Es posible que Todo Lo Demás fuera el preludio de una crisis creativa en la que parece estar sumergido el director de Annie Hall. Comparada con la totalidad de su obra, la trilogía londinense se antoja mediocre, desmarcada de las producciones que le encumbraron en la fama. Mientras Scoop no pasa de ser una aventura “simpática”, en Match Point se limita a trasladar Una Tragedia Americana a la ciudad del Támesis. Y es que la originalidad de dicha historia, nominada a los Oscar, sólo es tal en su desenlace, tras mostrar un planteamiento razonablemente parecido al que George Stevens desarrollara en 1.951 a partir de una novela de Theodore Dreiser, en una película que llevó por título Un Lugar en el Sol.

Sin embargo, y en el peor de los supuestos, no es difícil comprobar cómo el giro inesperado del nuevo Allen, el moderno clásico, el director compulsivo capaz de rodar a la velocidad de los años cuarenta, sigue ganando adeptos entre las nuevas generaciones de cinéfilos y –muy curiosamente- entre todos aquellos que nunca le soportamos.





Quizás para El Sueño de Casandra, en la línea de Match Point, la pretensión de Allen haya sido la de adaptar una tragedia griega –en esta ocasión, con muchísimo más acierto- a nuestros días. Para ello, se sirve de su inmensa capacidad de ofrecer al espectador el mismo caramelo de siempre con distinto envoltorio, recurriendo a la idea obsesiva por el sexo, la sinrazón del capricho masculino cuando repara en la personalidad de una mujer por debajo de su cintura, y la reflexión sobre la psicopatía desquiciada del mundo en que vivimos, tan presentes en su obra.
De igual manera, se apoya en su habilidad innata para describir a los personajes con tan sólo una frase conseguida: “Soy difícil, egocéntrica y ambiciosa”, que tanto recuerdan a las innumerables descripciones de la inigualable Desmontando a Harry. Continúa con un certero retrato de familia, ampliamente tratado en Hannah y Sus Hermanas, para ofrecer esa visión anecdótica de los múltiples amores que parecen serlo y no lo son, engrandecidos con la introducción de una de esas citas dignas de enmarcar: “La familia es la familia, pero hay unos límites”. Y culmina con la maestría que demostró en Delitos Y Faltas al unir dos tramas paralelas, para, desde una perspectiva seria –no exenta de humor- aludir a la elasticidad moral de la condición humana: el hecho atroz que atormenta a unos, es fácilmente asimilable por otros. Todo ello con un absoluto desprecio fílmico por la capital inglesa, que el director de fotografía de Spielberg no logra evitar, tan alejado del amor que demuestra por la ciudad de Nueva York en la magistral Manhattan.
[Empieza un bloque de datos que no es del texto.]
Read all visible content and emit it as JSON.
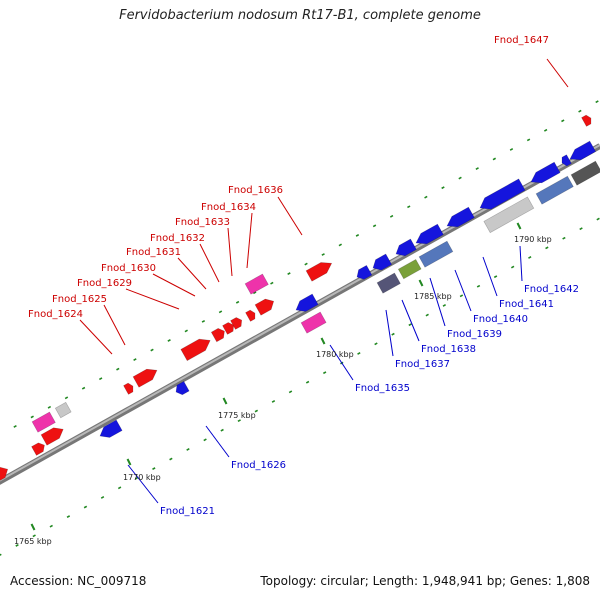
{
  "title": "Fervidobacterium nodosum Rt17-B1, complete genome",
  "footer": {
    "accession": "Accession: NC_009718",
    "topology": "Topology: circular; Length: 1,948,941 bp; Genes: 1,808"
  },
  "colors": {
    "forward_strand": "#ee0000",
    "reverse_strand": "#1111dd",
    "backbone": "#999999",
    "tick": "#228822",
    "label_forward": "#cc0000",
    "label_reverse": "#0000cc"
  },
  "scale_labels": [
    {
      "text": "1765 kbp"
    },
    {
      "text": "1770 kbp"
    },
    {
      "text": "1775 kbp"
    },
    {
      "text": "1780 kbp"
    },
    {
      "text": "1785 kbp"
    },
    {
      "text": "1790 kbp"
    }
  ],
  "gene_labels": [
    {
      "text": "Fnod_1647",
      "strand": "forward"
    },
    {
      "text": "Fnod_1636",
      "strand": "forward"
    },
    {
      "text": "Fnod_1634",
      "strand": "forward"
    },
    {
      "text": "Fnod_1633",
      "strand": "forward"
    },
    {
      "text": "Fnod_1632",
      "strand": "forward"
    },
    {
      "text": "Fnod_1631",
      "strand": "forward"
    },
    {
      "text": "Fnod_1630",
      "strand": "forward"
    },
    {
      "text": "Fnod_1629",
      "strand": "forward"
    },
    {
      "text": "Fnod_1625",
      "strand": "forward"
    },
    {
      "text": "Fnod_1624",
      "strand": "forward"
    },
    {
      "text": "Fnod_1642",
      "strand": "reverse"
    },
    {
      "text": "Fnod_1641",
      "strand": "reverse"
    },
    {
      "text": "Fnod_1640",
      "strand": "reverse"
    },
    {
      "text": "Fnod_1639",
      "strand": "reverse"
    },
    {
      "text": "Fnod_1638",
      "strand": "reverse"
    },
    {
      "text": "Fnod_1637",
      "strand": "reverse"
    },
    {
      "text": "Fnod_1635",
      "strand": "reverse"
    },
    {
      "text": "Fnod_1626",
      "strand": "reverse"
    },
    {
      "text": "Fnod_1621",
      "strand": "reverse"
    }
  ]
}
Si el Sueño de Casandra se observa como una película de director desconocido que se estrena en el año 2.007, -necesariamente-, termina llamando la atención. La originalidad de su planteamiento, sus agudos diálogos, la solidez en la estructura del guión, la excelente medición de los tiempos, el adecuado ritmo por el que se desenvuelve la trama, la portentosa dirección de actores (¡la actuación de Collin Farell resulta creíble!)... no son habituales en el cine contemporáneo. Es tal la maestría que desprende un producto que no es drama, que no es comedia, que no es thriller... que no es nada pero convence, que se le perdona el olvido de situar un vehículo estropeado en el lado derecho de una carretera británica; los alarmantes fallos de script, que hacen brillar el sol tras la cena, y contemplar tres horas diferentes en el reloj de Ewan Mcgregor en un plano-contraplano de veinte segundos de duración; y la ironía de mostrar a los personajes anglosajones siempre fumando en lugares públicos.

Aun no pudiendo fumar en tan estricta ciudad, “¿A que la vida es genial?”. Incluso para Bonnie and Clyde lo era, y aunque no den ganas de invadir Polonia con esta nueva ópera, no cabe ni la más mínima duda de su genialidad.